CONSENT FORM & TERMS FOR NUTRITIONAL COUNSELING
I am employing the consulting services of University Nutrition Counseling by Tara Tousi, M.S., R.D. so that I can receive information and guidance to enhance my knowledge of health as it relates to the foods I eat and my behaviors associated with eating.
I acknowledge that Tara Tousi, M.S., R.D. is a Registered and Licensed Dietitian/Nutritionist and does not dispense medical advice or diagnose or treat any medical condition.
I am aware that while food and nutrition can be complementary to medical care and an important part of my health and healing, my work with Tara Tousi, M.S., R.D. is not a substitute for diagnosis, treatment, or care by a medical provider.
I am aware that Tara Tousi, M.S., R.D. will keep notes as a record of our work together in order to document the topics we discuss, treatment plans, and other considerations that support me as I learn to nourish my body and optimize my health and wellbeing.
I recognize that any methods of nutritional evaluation or testing provided to me by Tara Tousi, M.S., R.D. are not intended to diagnose disease but instead are intended as guidance and support as I learn new strategies for optimizing my health through nutrition. These assessments are intended to help me monitor my progress in achieving my nutritional goals.
I understand that my medical records and personal information will be kept strictly confidential unless I consent to sharing my medical information or Tara Tousi, M.S., R.D. is compelled to share it by law.
I understand that I am responsible for discussing any dietary changes with my primary care physician. I also acknowledge that I should not discontinue any prescription medications without first consulting my primary care physician.
I realize that it is my responsibility to report any side effects or problems immediately and to make the necessary adjustments to my treatment plan with my physician and/ or Tara Tousi, M.S., R.D. I will not hold Tara Tousi, M.S., R.D. responsible for any complications that result from my failure to comply.

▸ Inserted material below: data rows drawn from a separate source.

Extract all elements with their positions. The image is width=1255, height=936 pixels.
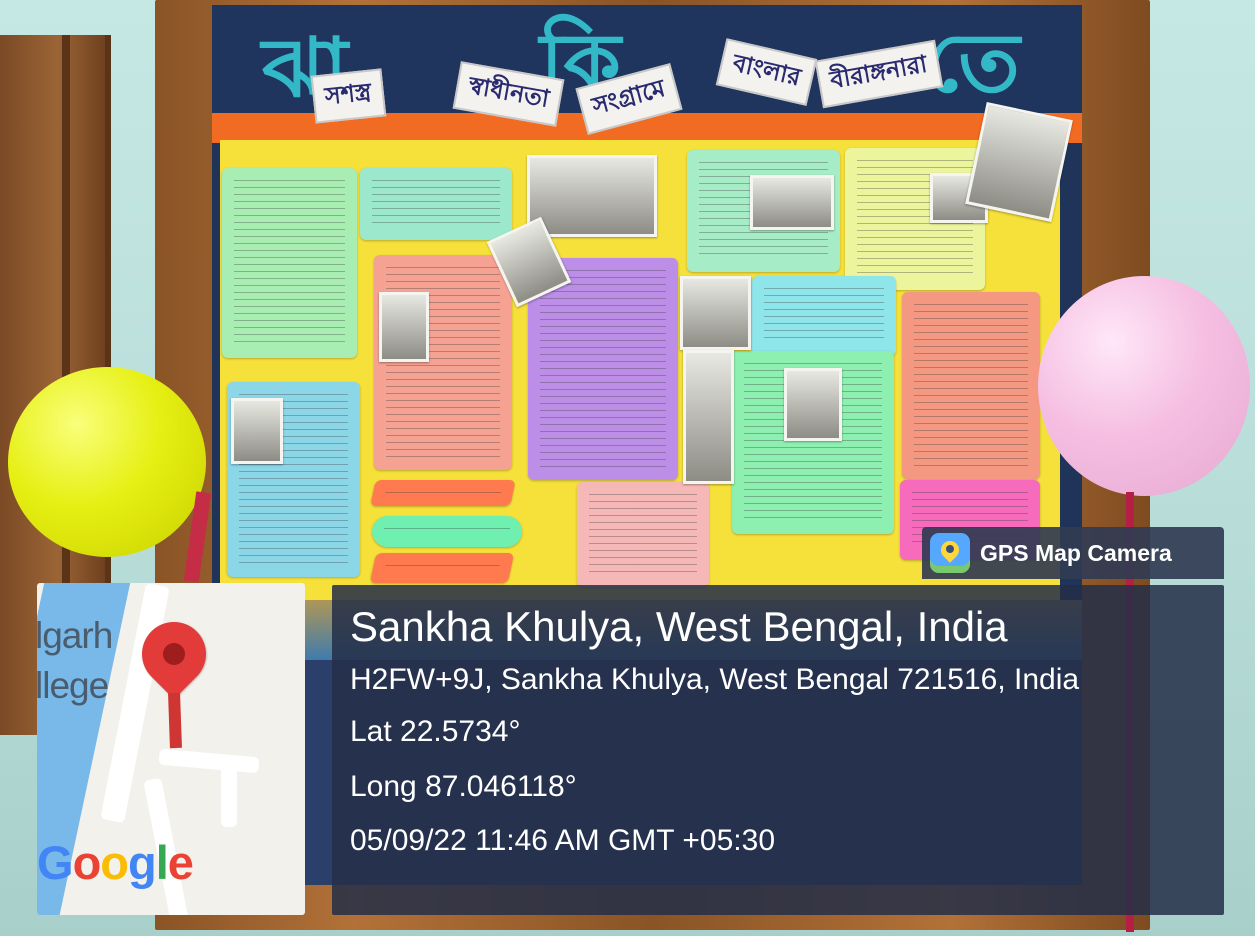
- board-sheet: [360, 168, 512, 240]
- pink-balloon: [1038, 276, 1250, 496]
- latitude: Lat 22.5734°: [350, 715, 521, 748]
- map-road: [221, 765, 237, 827]
- google-logo-letter: l: [155, 836, 169, 889]
- board-banner: [369, 553, 515, 583]
- address-line: H2FW+9J, Sankha Khulya, West Bengal 7215…: [350, 663, 1080, 696]
- board-sheet: [577, 482, 709, 587]
- map-thumbnail: lgarh llege Google: [37, 583, 305, 915]
- yellow-balloon: [8, 367, 206, 557]
- historical-photo: [750, 175, 834, 230]
- google-logo-letter: e: [167, 836, 194, 889]
- gps-map-camera-badge: GPS Map Camera: [922, 527, 1224, 579]
- google-logo: Google: [37, 835, 194, 890]
- board-sheet: [902, 292, 1040, 479]
- longitude: Long 87.046118°: [350, 770, 577, 803]
- place-title: Sankha Khulya, West Bengal, India: [350, 603, 1008, 650]
- board-sheet: [374, 255, 512, 470]
- historical-photo: [527, 155, 657, 237]
- board-sheet: [222, 168, 357, 358]
- map-label-line: llege: [37, 665, 109, 706]
- location-camera-icon: [930, 533, 970, 573]
- google-logo-letter: G: [37, 836, 74, 889]
- map-road: [158, 748, 260, 774]
- historical-photo: [680, 276, 751, 350]
- historical-photo: [379, 292, 429, 362]
- app-name: GPS Map Camera: [980, 539, 1172, 566]
- google-logo-letter: o: [72, 836, 102, 889]
- map-label: lgarh llege: [37, 611, 113, 711]
- google-logo-letter: g: [128, 836, 157, 889]
- historical-photo: [231, 398, 283, 464]
- map-pin-tail: [168, 692, 182, 749]
- map-label-line: lgarh: [37, 615, 113, 656]
- board-word-tag: সশস্ত্র: [310, 68, 386, 124]
- timestamp: 05/09/22 11:46 AM GMT +05:30: [350, 824, 776, 857]
- board-sheet: [752, 276, 896, 356]
- newspaper-clipping: [683, 350, 734, 484]
- location-info-panel: Sankha Khulya, West Bengal, India H2FW+9…: [332, 585, 1224, 915]
- historical-photo: [784, 368, 842, 441]
- google-logo-letter: o: [100, 836, 129, 889]
- board-banner: [370, 480, 516, 506]
- board-banner: [372, 516, 522, 547]
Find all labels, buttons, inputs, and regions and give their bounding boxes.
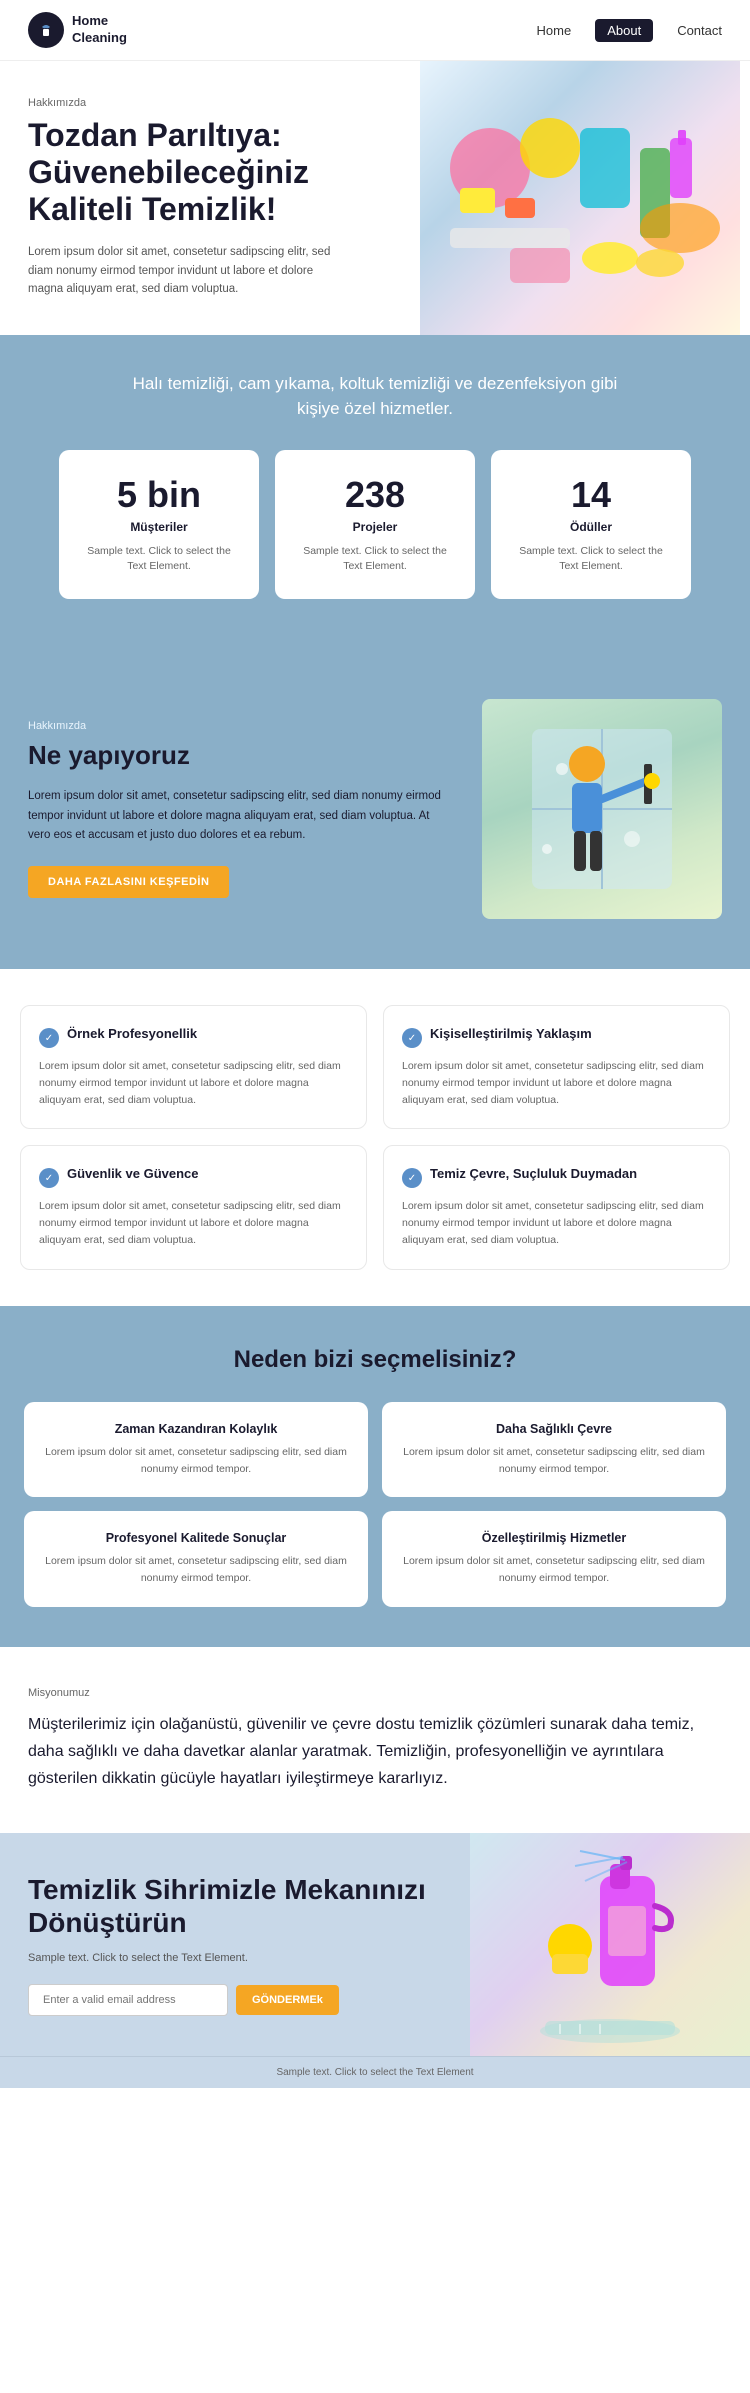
logo[interactable]: HomeCleaning xyxy=(28,12,127,48)
hero-title: Tozdan Parıltıya: Güvenebileceğiniz Kali… xyxy=(28,117,392,227)
why-card-title-0: Zaman Kazandıran Kolaylık xyxy=(42,1422,350,1436)
mission-label: Misyonumuz xyxy=(28,1687,722,1699)
cta-title: Temizlik Sihrimizle Mekanınızı Dönüştürü… xyxy=(28,1873,442,1940)
why-card-0: Zaman Kazandıran Kolaylık Lorem ipsum do… xyxy=(24,1402,368,1498)
stat-card-2: 14 Ödüller Sample text. Click to select … xyxy=(491,450,691,600)
feature-card-2: ✓ Güvenlik ve Güvence Lorem ipsum dolor … xyxy=(20,1145,367,1269)
hero-content: Hakkımızda Tozdan Parıltıya: Güvenebilec… xyxy=(0,61,420,335)
stat-number-1: 238 xyxy=(295,474,455,516)
why-grid: Zaman Kazandıran Kolaylık Lorem ipsum do… xyxy=(24,1402,726,1607)
what-label: Hakkımızda xyxy=(28,720,450,732)
what-image xyxy=(482,699,722,919)
footer-note: Sample text. Click to select the Text El… xyxy=(0,2056,750,2088)
feature-desc-1: Lorem ipsum dolor sit amet, consetetur s… xyxy=(402,1058,711,1108)
logo-icon xyxy=(28,12,64,48)
feature-desc-3: Lorem ipsum dolor sit amet, consetetur s… xyxy=(402,1198,711,1248)
why-card-title-1: Daha Sağlıklı Çevre xyxy=(400,1422,708,1436)
stat-label-0: Müşteriler xyxy=(79,520,239,534)
why-card-3: Özelleştirilmiş Hizmetler Lorem ipsum do… xyxy=(382,1511,726,1607)
stat-label-2: Ödüller xyxy=(511,520,671,534)
mission-section: Misyonumuz Müşterilerimiz için olağanüst… xyxy=(0,1647,750,1833)
hero-desc: Lorem ipsum dolor sit amet, consetetur s… xyxy=(28,243,348,298)
why-card-desc-0: Lorem ipsum dolor sit amet, consetetur s… xyxy=(42,1444,350,1478)
navbar: HomeCleaning Home About Contact xyxy=(0,0,750,61)
cta-content: Temizlik Sihrimizle Mekanınızı Dönüştürü… xyxy=(0,1833,470,2056)
hero-label: Hakkımızda xyxy=(28,97,392,109)
why-card-title-3: Özelleştirilmiş Hizmetler xyxy=(400,1531,708,1545)
why-section: Neden bizi seçmelisiniz? Zaman Kazandıra… xyxy=(0,1306,750,1647)
what-content: Hakkımızda Ne yapıyoruz Lorem ipsum dolo… xyxy=(28,720,450,898)
feature-card-1: ✓ Kişiselleştirilmiş Yaklaşım Lorem ipsu… xyxy=(383,1005,730,1129)
stat-desc-2: Sample text. Click to select the Text El… xyxy=(511,544,671,576)
stats-section: Halı temizliği, cam yıkama, koltuk temiz… xyxy=(0,335,750,640)
email-input[interactable] xyxy=(28,1984,228,2016)
stats-tagline: Halı temizliği, cam yıkama, koltuk temiz… xyxy=(115,371,635,422)
cta-desc: Sample text. Click to select the Text El… xyxy=(28,1952,442,1964)
feature-card-0: ✓ Örnek Profesyonellik Lorem ipsum dolor… xyxy=(20,1005,367,1129)
feature-icon-3: ✓ xyxy=(402,1168,422,1188)
what-title: Ne yapıyoruz xyxy=(28,740,450,771)
feature-icon-1: ✓ xyxy=(402,1028,422,1048)
what-desc: Lorem ipsum dolor sit amet, consetetur s… xyxy=(28,787,450,846)
stat-desc-0: Sample text. Click to select the Text El… xyxy=(79,544,239,576)
cta-image xyxy=(470,1833,750,2056)
features-section: ✓ Örnek Profesyonellik Lorem ipsum dolor… xyxy=(0,969,750,1306)
stat-card-1: 238 Projeler Sample text. Click to selec… xyxy=(275,450,475,600)
send-button[interactable]: GÖNDERMEk xyxy=(236,1985,339,2015)
feature-desc-0: Lorem ipsum dolor sit amet, consetetur s… xyxy=(39,1058,348,1108)
nav-about[interactable]: About xyxy=(595,19,653,42)
brand-name: HomeCleaning xyxy=(72,13,127,47)
stat-card-0: 5 bin Müşteriler Sample text. Click to s… xyxy=(59,450,259,600)
stat-label-1: Projeler xyxy=(295,520,455,534)
stat-number-2: 14 xyxy=(511,474,671,516)
feature-card-3: ✓ Temiz Çevre, Suçluluk Duymadan Lorem i… xyxy=(383,1145,730,1269)
features-grid: ✓ Örnek Profesyonellik Lorem ipsum dolor… xyxy=(20,1005,730,1270)
mission-text: Müşterilerimiz için olağanüstü, güvenili… xyxy=(28,1711,722,1793)
feature-title-0: Örnek Profesyonellik xyxy=(67,1026,197,1043)
feature-icon-2: ✓ xyxy=(39,1168,59,1188)
cta-form: GÖNDERMEk xyxy=(28,1984,442,2016)
why-card-desc-1: Lorem ipsum dolor sit amet, consetetur s… xyxy=(400,1444,708,1478)
why-title: Neden bizi seçmelisiniz? xyxy=(24,1346,726,1374)
nav-links: Home About Contact xyxy=(537,19,722,42)
why-card-title-2: Profesyonel Kalitede Sonuçlar xyxy=(42,1531,350,1545)
why-card-2: Profesyonel Kalitede Sonuçlar Lorem ipsu… xyxy=(24,1511,368,1607)
why-card-desc-2: Lorem ipsum dolor sit amet, consetetur s… xyxy=(42,1553,350,1587)
what-section: Hakkımızda Ne yapıyoruz Lorem ipsum dolo… xyxy=(0,659,750,969)
explore-button[interactable]: DAHA FAZLASINI KEŞFEDİN xyxy=(28,866,229,898)
hero-section: Hakkımızda Tozdan Parıltıya: Güvenebilec… xyxy=(0,61,750,335)
feature-desc-2: Lorem ipsum dolor sit amet, consetetur s… xyxy=(39,1198,348,1248)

I agree to hold Tara Tousi, M.S., R.D. harmless for claims or damages in connection with our work together. This is a contract between myself and Tara Tousi, M.S., R.D., and I understand that it is also a release of potential liability.
I understand that Tara Tousi, M.S., R.D. has a 24-hour cancellation policy. I am aware that I will be charged an hour’s fee for a missed appointment if proper notice is not given. Proper notice may be given by phone or email.